U.S. Spies Totally Confused by Wall Street, Too



In the last few weeks the stock market has gone ballistic, with the Dow Jones Industrial Average swinging up and down by 400 points seemingly every day. Top-notch economists are scratching their heads; Wall Street traders are hysterical. Even the U.S. intelligence community is flummoxed. So those spies have decided to take matters — or markets — into their own hands.

Iarpa, the intelligence community’s way-out research division, thinks it can make sense of the stock market. But first, it needs some help. At a recent conference, Iarpa introduced a new program to develop tools to help analysts “quickly and accurately assess petabytes of complex anonymized financial data.”
The Markets Analysis and Testing of Contextual Hypotheses Enhancement System, or Matches, program(.pdf) would help spies analyze massive amounts of data to spot indicators of market behavior, find relationships between seemingly unrelated transactions across hundreds of global markets, and provide insight into specific events and general financial trends.
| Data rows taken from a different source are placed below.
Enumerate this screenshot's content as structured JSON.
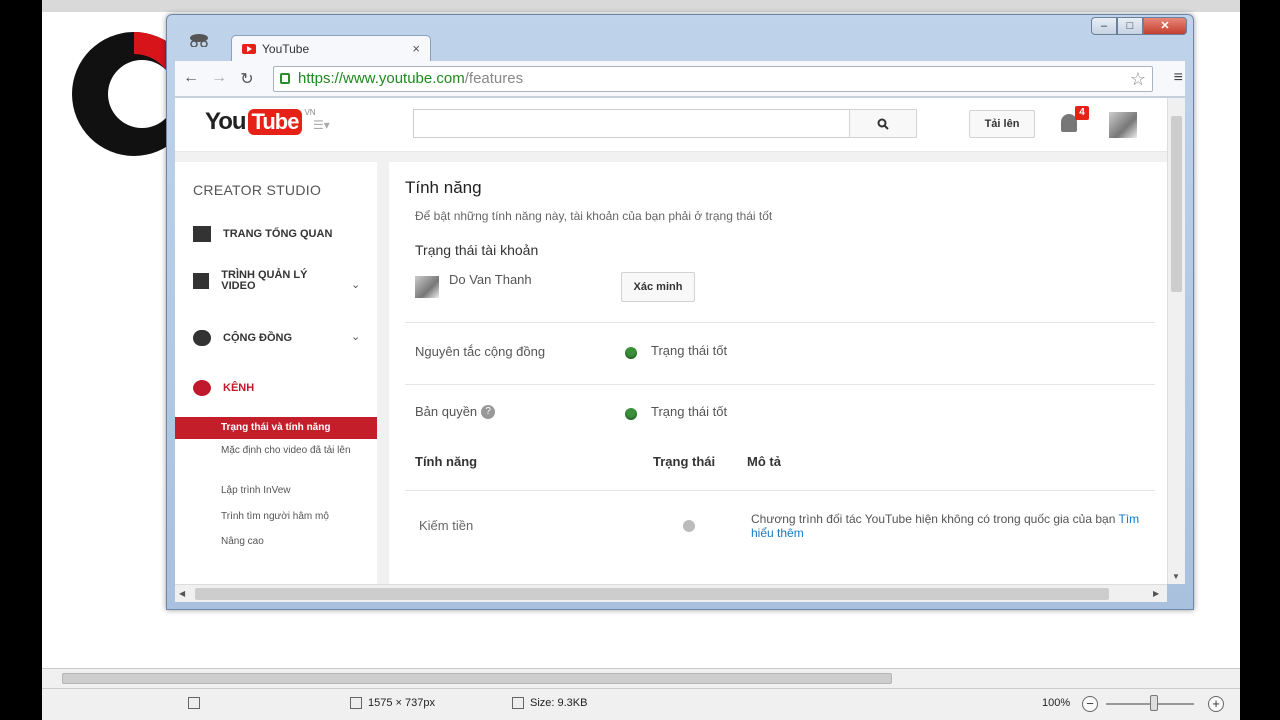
{
  "viewer": {
    "dimensions": "1575 × 737px",
    "size": "Size: 9.3KB",
    "zoom": "100%",
    "zoom_minus": "−",
    "zoom_plus": "+"
  },
  "browser": {
    "tab_title": "YouTube",
    "tab_close": "×",
    "url_scheme_host": "https://www.youtube.com",
    "url_path": "/features",
    "win_min": "–",
    "win_max": "□",
    "win_close": "✕"
  },
  "youtube": {
    "logo_you": "You",
    "logo_tube": "Tube",
    "country": "VN",
    "upload_label": "Tải lên",
    "notification_count": "4"
  },
  "sidebar": {
    "title": "CREATOR STUDIO",
    "sections": [
      {
        "label": "TRANG TỔNG QUAN"
      },
      {
        "label": "TRÌNH QUẢN LÝ VIDEO"
      },
      {
        "label": "CỘNG ĐỒNG"
      },
      {
        "label": "KÊNH"
      }
    ],
    "channel_items": [
      "Trạng thái và tính năng",
      "Mặc định cho video đã tải lên",
      "Lập trình InVew",
      "Trình tìm người hâm mộ",
      "Nâng cao"
    ]
  },
  "main": {
    "title": "Tính năng",
    "description": "Để bật những tính năng này, tài khoản của bạn phải ở trạng thái tốt",
    "account_heading": "Trạng thái tài khoản",
    "account_name": "Do Van Thanh",
    "verify_label": "Xác minh",
    "rows": [
      {
        "label": "Nguyên tắc cộng đồng",
        "status": "Trạng thái tốt"
      },
      {
        "label": "Bản quyền",
        "status": "Trạng thái tốt"
      }
    ],
    "table_headers": {
      "feature": "Tính năng",
      "status": "Trạng thái",
      "description": "Mô tả"
    },
    "features": [
      {
        "name": "Kiếm tiền",
        "description": "Chương trình đối tác YouTube hiện không có trong quốc gia của bạn",
        "link": "Tìm hiểu thêm"
      }
    ]
  }
}
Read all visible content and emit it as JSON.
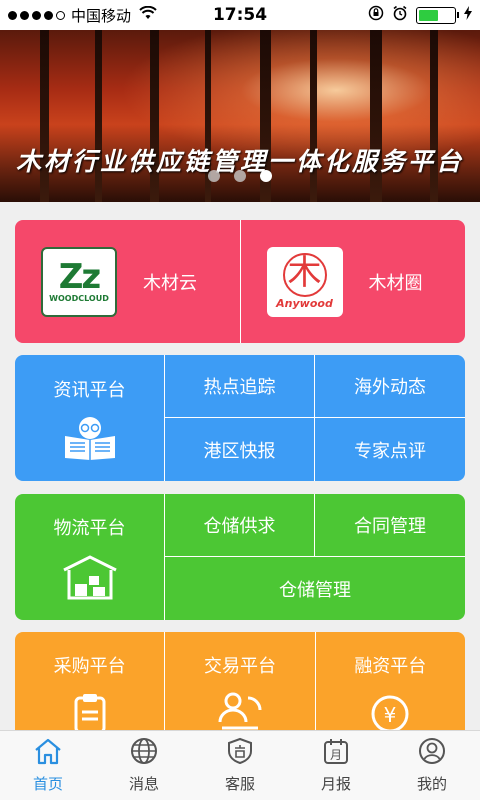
{
  "status_bar": {
    "carrier": "中国移动",
    "time": "17:54"
  },
  "banner": {
    "title": "木材行业供应链管理一体化服务平台",
    "slides": 3,
    "active_slide": 1
  },
  "featured": [
    {
      "label": "木材云",
      "logo_text": "WOODCLOUD"
    },
    {
      "label": "木材圈",
      "logo_text": "Anywood"
    }
  ],
  "info": {
    "main": "资讯平台",
    "items": [
      "热点追踪",
      "海外动态",
      "港区快报",
      "专家点评"
    ]
  },
  "logistics": {
    "main": "物流平台",
    "items": [
      "仓储供求",
      "合同管理",
      "仓储管理"
    ]
  },
  "services": [
    "采购平台",
    "交易平台",
    "融资平台"
  ],
  "tabs": [
    "首页",
    "消息",
    "客服",
    "月报",
    "我的"
  ],
  "colors": {
    "red": "#f5486a",
    "blue": "#3d9cf5",
    "green": "#4cc734",
    "orange": "#fba32a",
    "tab_active": "#2a8fe0"
  }
}
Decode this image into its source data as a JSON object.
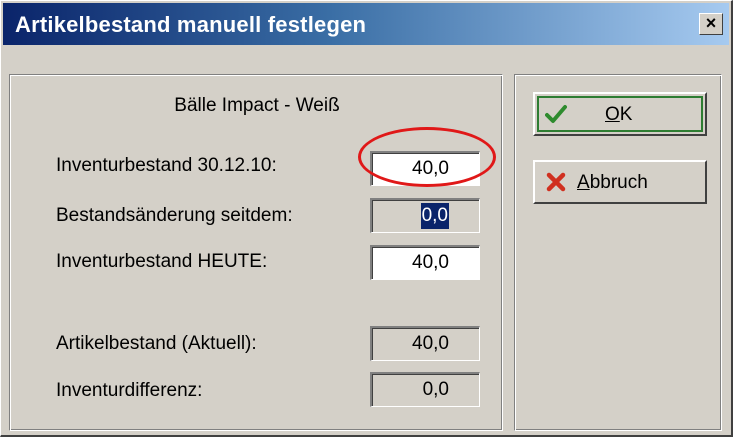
{
  "window": {
    "title": "Artikelbestand manuell festlegen",
    "close_label": "×"
  },
  "form": {
    "heading": "Bälle Impact - Weiß",
    "rows": [
      {
        "label": "Inventurbestand 30.12.10:",
        "value": "40,0",
        "state": "editable"
      },
      {
        "label": "Bestandsänderung seitdem:",
        "value": "0,0",
        "state": "selected-readonly"
      },
      {
        "label": "Inventurbestand HEUTE:",
        "value": "40,0",
        "state": "editable"
      },
      {
        "label": "Artikelbestand (Aktuell):",
        "value": "40,0",
        "state": "readonly"
      },
      {
        "label": "Inventurdifferenz:",
        "value": "0,0",
        "state": "readonly"
      }
    ]
  },
  "buttons": {
    "ok": {
      "mnemonic": "O",
      "rest": "K",
      "icon": "checkmark-icon"
    },
    "cancel": {
      "mnemonic": "A",
      "rest": "bbruch",
      "icon": "cross-icon"
    }
  },
  "colors": {
    "title_gradient_start": "#0a246a",
    "title_gradient_end": "#a6caf0",
    "highlight_ring": "#e01818",
    "dialog_face": "#d4d0c8"
  }
}
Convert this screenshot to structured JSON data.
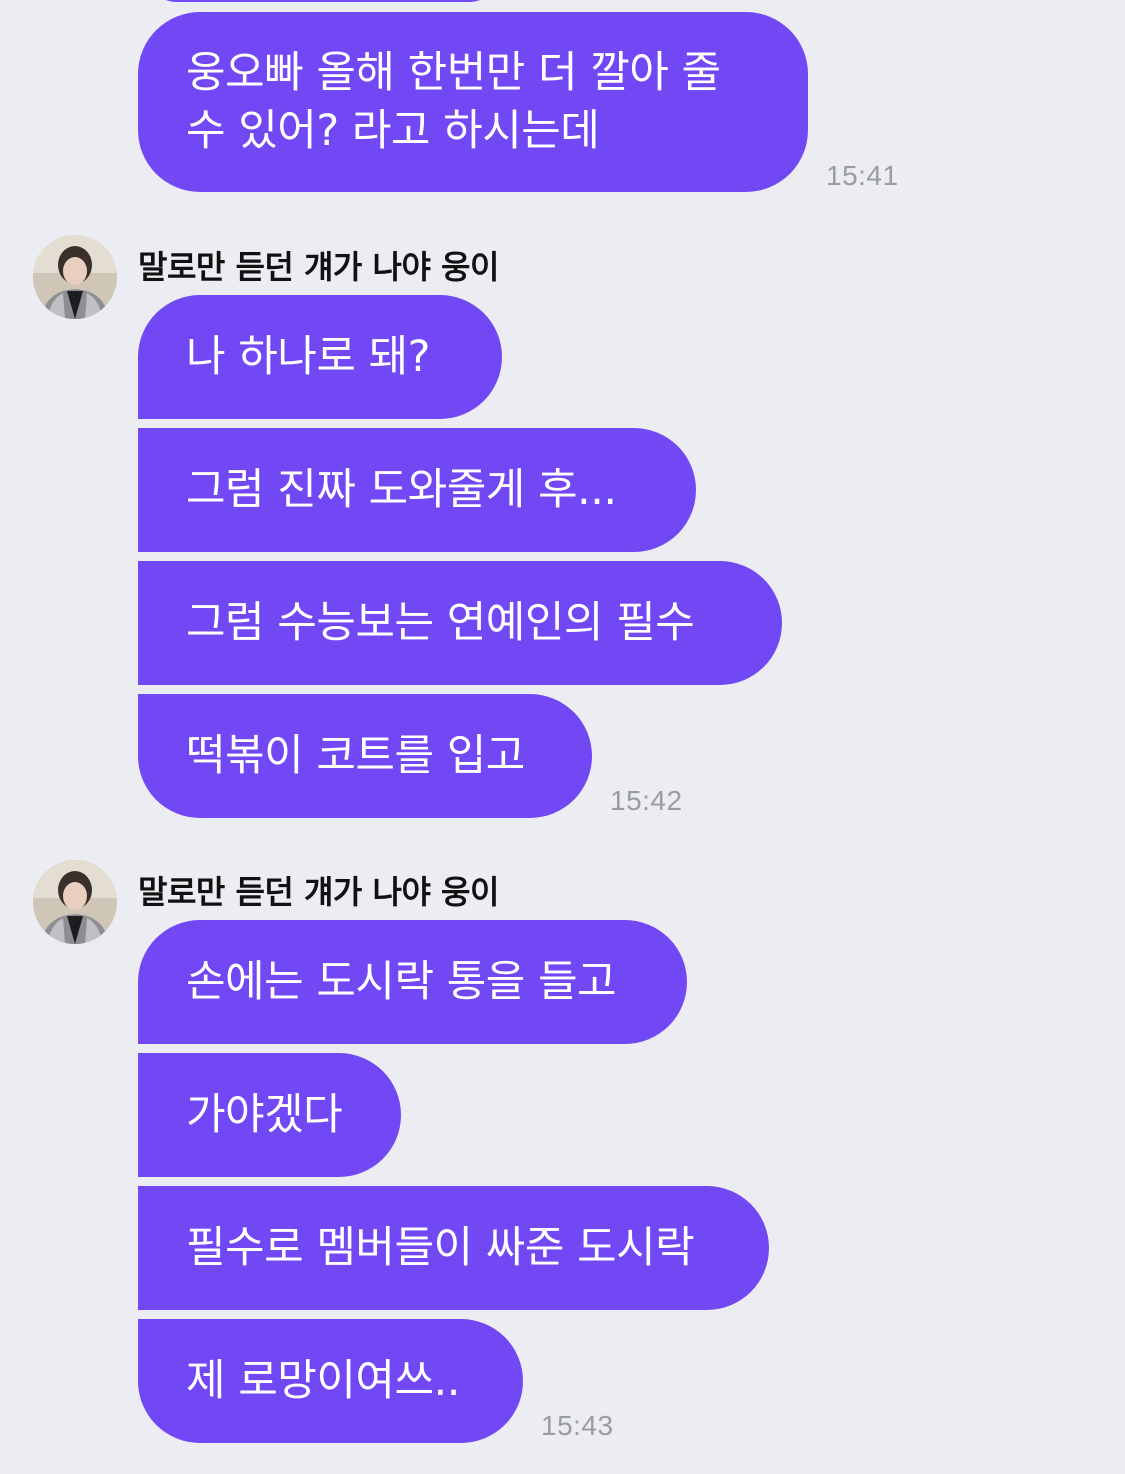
{
  "conversation": {
    "block1": {
      "message": "웅오빠 올해 한번만 더 깔아 줄 수 있어? 라고 하시는데",
      "time": "15:41"
    },
    "block2": {
      "sender": "말로만 듣던 걔가 나야 웅이",
      "messages": [
        "나 하나로 돼?",
        "그럼 진짜 도와줄게 후...",
        "그럼 수능보는 연예인의 필수",
        "떡볶이 코트를 입고"
      ],
      "time": "15:42"
    },
    "block3": {
      "sender": "말로만 듣던 걔가 나야 웅이",
      "messages": [
        "손에는 도시락 통을 들고",
        "가야겠다",
        "필수로 멤버들이 싸준 도시락",
        "제 로망이여쓰.."
      ],
      "time": "15:43"
    }
  },
  "colors": {
    "background": "#ecedf2",
    "bubble": "#7248f5",
    "time": "#9a9ca3"
  }
}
This might be tricky, to put it lightly. Iarpa acknowledges that analysts are bombarded with masses of “messy” financial data every day, from billions of transactions all over the globe. Right now the intelligence community doesn’t have many computational tools to sort through all that noise, unlike the financial industry, which enjoys a variety of “highly sophisticated technologies for market analysis.”
Iarpa is perhaps just slightly jealous.
So it’s looking for a novel approach, using fine-grained data sets, theory-based mathematical and behavioral models, and automated tools to “provide insights into the financial context of a specific event that has taken place somewhere in the world.” That means everything from the Greek debt crisis to the latest Ponzi scheme.
The agency will soon be on the look out for proposals from mathematicians, computer scientists, economists, financial engineers and statisticians, but it won’t just accept any old algorithm. Each proposed tool will be “tested against case studies provided by the government,” including real-life historical examples to establish “ground truth.”
And finally, Iarpa makes a point to emphasize the value of interdisciplinary teamwork. ”Remember,” it writes in the Matches program presentation, “you may be very accomplished, but can you do it all?”
We could probably ask Iarpa the very same question.